In addition to the whole of the original book, Afterword for the Japanese edition is also translated. In this afterword, the authors states (1) that they do not want to align international Business History methods with United States approaches, (2) they know many Japanese firms write their own histories with using interviews and original documents and revise in ten or twenty years and this is the company’s efforts to find their role in the Japanese society, and (3) that they intend to give research attention to the interactions between companies and with agencies and governments. Moreover, they insist that Business History has suffered from a problem to put too much emphasis on corporation’s success stories and emphasizes the importance to investigate and learn from corporate failures. Lastly they showed us business’s “core tasks” that have to be studied.

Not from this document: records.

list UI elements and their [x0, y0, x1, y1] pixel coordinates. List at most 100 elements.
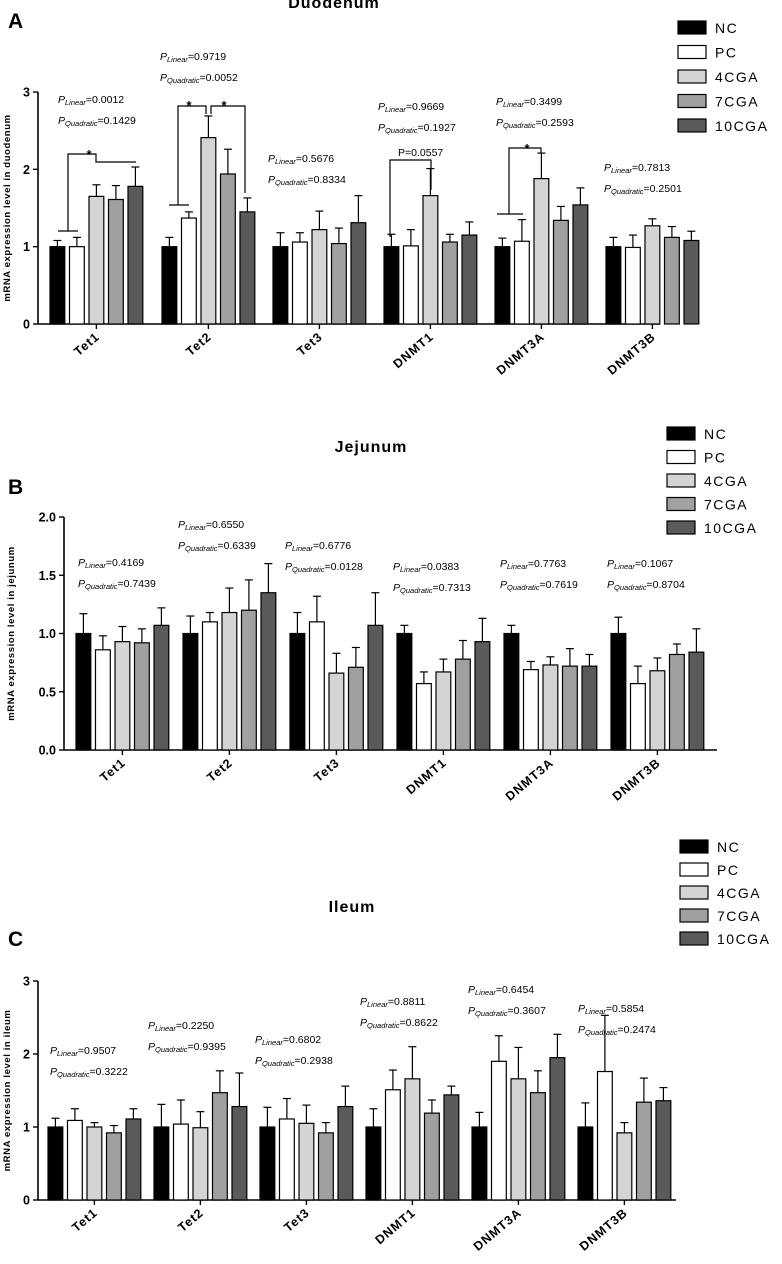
legend-label: 4CGA — [704, 473, 748, 489]
p-linear-value: PLinear=0.7763 — [500, 558, 566, 571]
legend-label: NC — [704, 426, 727, 442]
y-tick-label: 0 — [23, 318, 30, 332]
bar-nc-dnmt3b — [605, 246, 622, 325]
x-tick-label: DNMT3A — [471, 1206, 525, 1254]
chart-panel-b: B Jejunum mRNA expression level in jejunum… — [6, 426, 756, 804]
bar-nc-tet1 — [75, 632, 92, 751]
p-quadratic-value: PQuadratic=0.1429 — [58, 115, 136, 128]
legend-swatch-pc — [666, 449, 696, 465]
bar-4cga-tet1 — [114, 641, 131, 751]
p-quadratic-value: PQuadratic=0.7313 — [393, 582, 471, 595]
p-linear-value: PLinear=0.8811 — [360, 996, 426, 1009]
y-tick-label: 3 — [23, 86, 30, 100]
bar-nc-dnmt3a — [503, 632, 520, 751]
bar-7cga-dnmt3a — [529, 1092, 546, 1201]
bar-pc-tet1 — [68, 246, 85, 325]
p-linear-value: PLinear=0.6776 — [285, 540, 351, 553]
bar-4cga-dnmt1 — [422, 195, 439, 325]
p-linear-value: PLinear=0.6802 — [255, 1034, 321, 1047]
chart-panel-a: A Duodenum mRNA expression level in duoden… — [2, 0, 767, 378]
p-quadratic-value: PQuadratic=0.8622 — [360, 1017, 438, 1030]
bar-pc-dnmt3b — [596, 1070, 613, 1201]
legend-swatch-10cga — [679, 931, 709, 946]
bar-nc-tet1 — [49, 246, 66, 325]
significance-bracket — [177, 105, 207, 205]
bar-nc-dnmt1 — [365, 1126, 382, 1201]
bar-4cga-dnmt3b — [649, 670, 666, 751]
bar-10cga-dnmt3b — [683, 239, 700, 325]
y-tick-label: 1 — [23, 1121, 30, 1135]
chart-title: Ileum — [329, 899, 376, 916]
legend-swatch-pc — [677, 44, 707, 60]
bar-10cga-dnmt3a — [549, 1057, 566, 1201]
bar-7cga-dnmt3a — [561, 665, 578, 751]
p-quadratic-value: PQuadratic=0.3607 — [468, 1005, 546, 1018]
p-quadratic-value: PQuadratic=0.1927 — [378, 122, 456, 135]
x-tick-label: DNMT3B — [605, 330, 659, 378]
p-linear-value: PLinear=0.3499 — [496, 96, 562, 109]
bar-7cga-tet3 — [317, 1132, 334, 1201]
bar-4cga-dnmt1 — [404, 1078, 421, 1201]
x-tick-label: DNMT3B — [577, 1206, 631, 1254]
x-tick-label: Tet3 — [294, 330, 325, 359]
bar-pc-tet2 — [172, 1123, 189, 1201]
bar-4cga-dnmt3a — [542, 664, 559, 751]
bar-4cga-dnmt3a — [510, 1078, 527, 1201]
panel-letter: C — [8, 928, 23, 951]
bar-7cga-tet1 — [105, 1132, 122, 1201]
bar-pc-tet3 — [278, 1118, 295, 1201]
bar-10cga-dnmt1 — [443, 1094, 460, 1201]
y-tick-label: 0.5 — [39, 685, 56, 699]
bar-10cga-dnmt1 — [474, 641, 491, 751]
y-tick-label: 2 — [23, 1048, 30, 1062]
p-linear-value: PLinear=0.6550 — [178, 519, 244, 532]
p-quadratic-value: PQuadratic=0.8334 — [268, 174, 346, 187]
bar-4cga-tet3 — [298, 1122, 315, 1201]
p-linear-value: PLinear=0.1067 — [607, 558, 673, 571]
y-tick-label: 0 — [23, 1194, 30, 1208]
significance-star: * — [86, 147, 92, 162]
bar-10cga-dnmt3b — [688, 651, 705, 751]
bar-10cga-dnmt1 — [461, 234, 478, 325]
bar-nc-dnmt1 — [396, 632, 413, 751]
legend-swatch-4cga — [666, 473, 696, 488]
p-quadratic-value: PQuadratic=0.2938 — [255, 1055, 333, 1068]
legend-swatch-4cga — [679, 885, 709, 900]
x-tick-label: DNMT1 — [391, 330, 437, 372]
bar-10cga-dnmt3b — [655, 1100, 672, 1201]
legend-label: 7CGA — [717, 908, 761, 924]
bar-pc-dnmt1 — [402, 245, 419, 325]
x-tick-label: DNMT3B — [610, 756, 664, 804]
bar-10cga-tet3 — [367, 624, 384, 751]
legend-label: PC — [717, 862, 739, 878]
bar-4cga-dnmt3b — [644, 225, 661, 325]
bar-4cga-tet2 — [192, 1127, 209, 1201]
bar-nc-tet1 — [47, 1126, 64, 1201]
legend-label: PC — [715, 45, 737, 61]
y-axis-label: mRNA expression level in jejunum — [6, 546, 17, 721]
bar-pc-dnmt3a — [490, 1060, 507, 1201]
y-axis-label: mRNA expression level in ileum — [2, 1010, 13, 1172]
p-linear-value: PLinear=0.2250 — [148, 1020, 214, 1033]
bar-10cga-tet1 — [153, 624, 170, 751]
p-quadratic-value: PQuadratic=0.2593 — [496, 117, 574, 130]
legend-label: 4CGA — [717, 885, 761, 901]
bar-pc-dnmt3a — [522, 669, 539, 751]
bar-10cga-tet1 — [127, 185, 144, 325]
bar-7cga-dnmt1 — [441, 241, 458, 325]
y-tick-label: 3 — [23, 975, 30, 989]
bar-nc-tet3 — [289, 632, 306, 751]
bar-7cga-dnmt1 — [454, 658, 471, 751]
bar-7cga-dnmt3b — [663, 236, 680, 325]
x-tick-label: DNMT3A — [503, 756, 557, 804]
legend-swatch-7cga — [666, 496, 696, 512]
p-quadratic-value: PQuadratic=0.0052 — [160, 72, 238, 85]
significance-bracket — [67, 153, 136, 231]
x-tick-label: DNMT3A — [494, 330, 548, 378]
bar-pc-dnmt3a — [513, 240, 530, 325]
legend-label: 7CGA — [704, 497, 748, 513]
chart-title: Duodenum — [288, 0, 380, 12]
legend-label: NC — [717, 839, 740, 855]
bar-4cga-tet1 — [88, 195, 105, 325]
bar-4cga-dnmt1 — [435, 671, 452, 751]
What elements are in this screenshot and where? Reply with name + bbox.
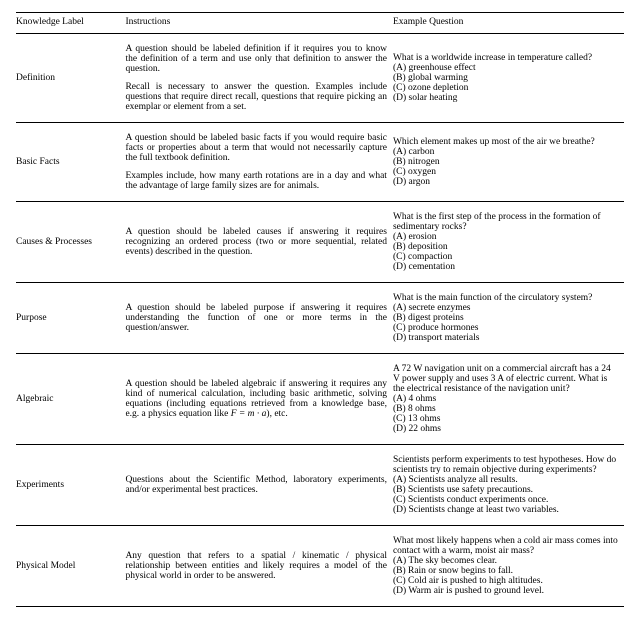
instruction-paragraph: Recall is necessary to answer the questi… <box>125 82 387 112</box>
instructions-cell: Any question that refers to a spatial / … <box>125 526 393 607</box>
example-option: (B) deposition <box>393 242 618 252</box>
example-option: (D) 22 ohms <box>393 424 618 434</box>
example-option: (B) nitrogen <box>393 157 618 167</box>
example-option: (B) global warming <box>393 73 618 83</box>
table-row: ExperimentsQuestions about the Scientifi… <box>16 445 624 526</box>
knowledge-label: Basic Facts <box>16 123 125 202</box>
knowledge-label: Causes & Processes <box>16 202 125 283</box>
knowledge-label: Purpose <box>16 283 125 354</box>
example-cell: A 72 W navigation unit on a commercial a… <box>393 354 624 445</box>
example-option: (D) Scientists change at least two varia… <box>393 505 618 515</box>
instruction-paragraph: A question should be labeled purpose if … <box>125 303 387 333</box>
example-option: (B) Scientists use safety precautions. <box>393 485 618 495</box>
example-option: (A) The sky becomes clear. <box>393 556 618 566</box>
example-cell: What most likely happens when a cold air… <box>393 526 624 607</box>
instructions-cell: A question should be labeled causes if a… <box>125 202 393 283</box>
example-option: (C) oxygen <box>393 167 618 177</box>
example-option: (C) compaction <box>393 252 618 262</box>
table-row: AlgebraicA question should be labeled al… <box>16 354 624 445</box>
instruction-paragraph: A question should be labeled algebraic i… <box>125 379 387 419</box>
example-cell: What is a worldwide increase in temperat… <box>393 34 624 123</box>
table-row: Causes & ProcessesA question should be l… <box>16 202 624 283</box>
instructions-cell: A question should be labeled algebraic i… <box>125 354 393 445</box>
example-option: (A) carbon <box>393 147 618 157</box>
example-option: (C) Cold air is pushed to high altitudes… <box>393 576 618 586</box>
example-option: (A) 4 ohms <box>393 394 618 404</box>
example-option: (D) cementation <box>393 262 618 272</box>
example-cell: What is the first step of the process in… <box>393 202 624 283</box>
instruction-paragraph: Any question that refers to a spatial / … <box>125 551 387 581</box>
instructions-cell: A question should be labeled basic facts… <box>125 123 393 202</box>
example-option: (A) Scientists analyze all results. <box>393 475 618 485</box>
example-option: (B) Rain or snow begins to fall. <box>393 566 618 576</box>
example-question: Which element makes up most of the air w… <box>393 137 618 147</box>
example-option: (B) digest proteins <box>393 313 618 323</box>
example-option: (D) Warm air is pushed to ground level. <box>393 586 618 596</box>
example-question: What is the first step of the process in… <box>393 212 618 232</box>
header-instructions: Instructions <box>125 13 393 34</box>
example-question: What most likely happens when a cold air… <box>393 536 618 556</box>
example-option: (D) transport materials <box>393 333 618 343</box>
example-option: (D) solar heating <box>393 93 618 103</box>
example-option: (D) argon <box>393 177 618 187</box>
knowledge-label: Experiments <box>16 445 125 526</box>
example-cell: What is the main function of the circula… <box>393 283 624 354</box>
header-example: Example Question <box>393 13 624 34</box>
instruction-paragraph: Examples include, how many earth rotatio… <box>125 171 387 191</box>
instructions-cell: A question should be labeled purpose if … <box>125 283 393 354</box>
instruction-paragraph: Questions about the Scientific Method, l… <box>125 475 387 495</box>
example-option: (C) 13 ohms <box>393 414 618 424</box>
example-option: (C) Scientists conduct experiments once. <box>393 495 618 505</box>
table-header-row: Knowledge Label Instructions Example Que… <box>16 13 624 34</box>
formula: F = m · a <box>231 409 267 419</box>
table-row: Physical ModelAny question that refers t… <box>16 526 624 607</box>
example-question: What is a worldwide increase in temperat… <box>393 53 618 63</box>
example-question: Scientists perform experiments to test h… <box>393 455 618 475</box>
instruction-paragraph: A question should be labeled causes if a… <box>125 227 387 257</box>
knowledge-label: Definition <box>16 34 125 123</box>
example-option: (A) secrete enzymes <box>393 303 618 313</box>
header-label: Knowledge Label <box>16 13 125 34</box>
example-question: A 72 W navigation unit on a commercial a… <box>393 364 618 394</box>
table-row: Basic FactsA question should be labeled … <box>16 123 624 202</box>
knowledge-label-table: Knowledge Label Instructions Example Que… <box>16 12 624 607</box>
example-option: (C) ozone depletion <box>393 83 618 93</box>
example-option: (A) erosion <box>393 232 618 242</box>
instructions-cell: Questions about the Scientific Method, l… <box>125 445 393 526</box>
knowledge-label: Physical Model <box>16 526 125 607</box>
example-option: (C) produce hormones <box>393 323 618 333</box>
knowledge-label: Algebraic <box>16 354 125 445</box>
instructions-cell: A question should be labeled definition … <box>125 34 393 123</box>
table-row: DefinitionA question should be labeled d… <box>16 34 624 123</box>
instruction-paragraph: A question should be labeled definition … <box>125 44 387 74</box>
example-option: (B) 8 ohms <box>393 404 618 414</box>
example-cell: Which element makes up most of the air w… <box>393 123 624 202</box>
example-option: (A) greenhouse effect <box>393 63 618 73</box>
example-question: What is the main function of the circula… <box>393 293 618 303</box>
example-cell: Scientists perform experiments to test h… <box>393 445 624 526</box>
instruction-paragraph: A question should be labeled basic facts… <box>125 133 387 163</box>
table-row: PurposeA question should be labeled purp… <box>16 283 624 354</box>
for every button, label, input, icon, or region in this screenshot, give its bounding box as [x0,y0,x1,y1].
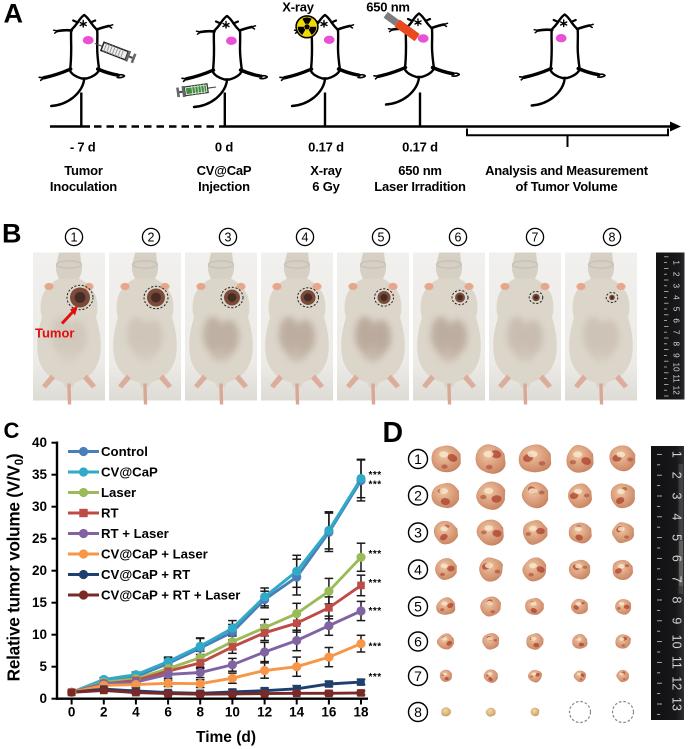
svg-text:15: 15 [32,595,48,610]
svg-text:0.17 d: 0.17 d [308,140,344,155]
svg-text:4: 4 [132,705,140,720]
svg-text:40: 40 [32,435,47,450]
svg-text:10: 10 [225,705,240,720]
svg-text:5: 5 [414,598,422,614]
svg-text:0 d: 0 d [215,140,233,155]
svg-text:11: 11 [670,656,684,669]
svg-text:12: 12 [257,705,272,720]
svg-text:5: 5 [39,659,47,674]
svg-text:Inoculation: Inoculation [50,179,117,194]
svg-text:3: 3 [225,231,232,245]
svg-text:***: *** [369,642,382,653]
svg-text:Relative tumor volume (V/V0): Relative tumor volume (V/V0) [4,454,27,682]
svg-text:B: B [2,219,22,249]
svg-text:***: *** [369,480,382,491]
svg-text:5: 5 [670,534,684,541]
svg-text:9: 9 [672,353,681,358]
svg-text:Injection: Injection [198,179,250,194]
svg-text:10: 10 [672,362,681,372]
svg-text:20: 20 [32,563,47,578]
svg-text:30: 30 [32,499,47,514]
svg-text:***: *** [369,470,382,481]
svg-text:6: 6 [670,555,684,562]
svg-text:9: 9 [670,617,684,624]
svg-text:CV@CaP: CV@CaP [197,163,252,178]
svg-text:3: 3 [670,493,684,500]
svg-text:CV@CaP: CV@CaP [101,465,158,480]
svg-text:1: 1 [670,451,684,458]
svg-text:5: 5 [672,307,681,312]
svg-text:2: 2 [148,231,155,245]
svg-text:Laser: Laser [101,485,136,500]
svg-text:Laser Irradition: Laser Irradition [374,179,466,194]
svg-text:12: 12 [670,676,684,690]
svg-text:6: 6 [455,231,462,245]
svg-text:13: 13 [670,697,684,711]
svg-text:7: 7 [670,576,684,583]
svg-text:6: 6 [164,705,172,720]
svg-text:***: *** [369,549,382,560]
svg-text:4: 4 [672,295,681,300]
svg-text:10: 10 [670,635,684,649]
svg-text:1: 1 [672,260,681,265]
svg-text:3: 3 [672,284,681,289]
svg-text:2: 2 [670,472,684,479]
svg-text:4: 4 [302,231,309,245]
svg-text:4: 4 [414,561,422,577]
svg-text:5: 5 [378,231,385,245]
svg-text:8: 8 [672,342,681,347]
svg-text:CV@CaP + RT: CV@CaP + RT [101,567,190,582]
svg-text:CV@CaP + RT + Laser: CV@CaP + RT + Laser [101,588,240,603]
svg-text:16: 16 [321,705,337,720]
svg-text:7: 7 [532,231,539,245]
svg-text:10: 10 [32,627,47,642]
svg-text:4: 4 [670,513,684,520]
svg-text:8: 8 [609,231,616,245]
svg-text:14: 14 [289,705,305,720]
svg-text:C: C [4,418,20,443]
svg-text:Tumor: Tumor [64,163,103,178]
svg-text:6 Gy: 6 Gy [312,179,340,194]
svg-text:Time (d): Time (d) [196,729,256,746]
svg-text:650 nm: 650 nm [366,0,410,15]
svg-text:***: *** [369,578,382,589]
svg-text:X-ray: X-ray [282,0,314,15]
svg-text:CV@CaP + Laser: CV@CaP + Laser [101,547,208,562]
svg-text:D: D [383,417,404,449]
svg-text:12: 12 [672,386,681,396]
svg-text:8: 8 [670,597,684,604]
svg-text:0: 0 [39,691,47,706]
svg-text:25: 25 [32,531,48,546]
svg-text:Tumor: Tumor [35,326,74,341]
svg-text:0: 0 [68,705,76,720]
svg-text:8: 8 [414,704,422,720]
svg-text:7: 7 [414,668,422,684]
svg-text:- 7 d: - 7 d [70,140,96,155]
svg-text:11: 11 [672,374,681,383]
svg-text:7: 7 [672,330,681,335]
svg-text:35: 35 [32,467,48,482]
svg-text:of Tumor Volume: of Tumor Volume [516,179,618,194]
svg-text:18: 18 [353,705,369,720]
svg-text:RT: RT [101,506,119,521]
svg-text:3: 3 [414,524,422,540]
svg-text:6: 6 [414,633,422,649]
svg-text:2: 2 [100,705,108,720]
svg-text:Control: Control [101,444,148,459]
svg-text:2: 2 [672,272,681,277]
svg-text:X-ray: X-ray [310,163,342,178]
svg-text:1: 1 [71,231,78,245]
svg-text:650 nm: 650 nm [398,163,442,178]
svg-text:***: *** [369,672,382,683]
svg-text:Analysis and Measurement: Analysis and Measurement [485,163,649,178]
svg-text:8: 8 [196,705,204,720]
svg-text:1: 1 [414,451,422,467]
svg-text:0.17 d: 0.17 d [402,140,438,155]
svg-text:***: *** [369,606,382,617]
svg-text:RT + Laser: RT + Laser [101,526,169,541]
svg-text:A: A [4,0,24,29]
svg-text:2: 2 [414,487,422,503]
svg-text:6: 6 [672,318,681,323]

  Task 1: Defining the enterprise’s purpose and methods of operations;

  Task 2: Securing and allocating resources;

  Task 3: Creating organizational structures and processes, identifying responsibilities, as well as internal and external stakeholders, building competencies:

  Task 4: Establishing accounting and records management, defining relevance and rules/norms;

  Task 5: Installing purchasing and pricing practices;

  Task 6: Inventing marketing and organizing distribution;

  Task 7: Articulating external relations;

  Task 8: Monitoring performance;

  Task 9: Encouraging learning, prospective and reflexive;

  Task 10: Planning for growth, crisis, conflict, and innovation;

  Task 11: Dealing with tensions between operations and innovation; and

  Task 12: Assessing environmental relations.

These tasks are obvious at a glance, however, business people’s knowledge on their business is shallow and understanding business fully is very important.